Nessa linha, acolho a conclusão do perito e julgo improcedentes os pedidos de pagamento de adicional de insalubridade com seus reflexos (alínea c).

Jornada de trabalho. Regime de compensação. Banco de horas. Horas extraordinárias.

Reputo fidedignos os controles de ponto coligidos aos autos (fls.92-103), pois consignam horários variáveis e condizentes com a jornada relatada pela parte autora em depoimento pessoal.

Ademais, possuem a assinatura da parte demandante na quase totalidade de apontamentos e há registro de expressiva quantidade de horas extras, a exemplo do dia 5/5/2018 (fl. 99), no qual a parte autora trabalhou das 7h47min às 20h13min, com uma hora de intervalo.

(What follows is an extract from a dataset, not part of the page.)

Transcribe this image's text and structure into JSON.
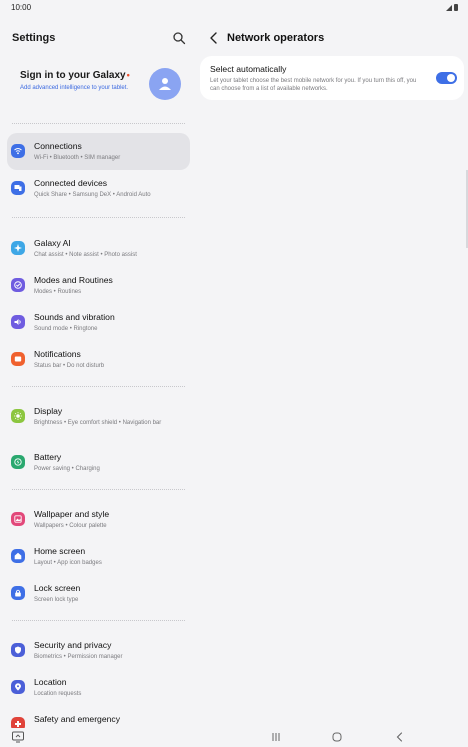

Não obstante, a testemunha da ré, de forma convincente, narra "... que a depoente faz horas extras, às vezes, com o devido registro no ponto; que não ocorre de o empregado fazer hora extra sem o registro de ponto; que ao que sabe não é possível excluir horas trabalhadas do registro de ponto; que o ponto é biométrico e emite recibo, desde a admissão da depoente" (fl. 194).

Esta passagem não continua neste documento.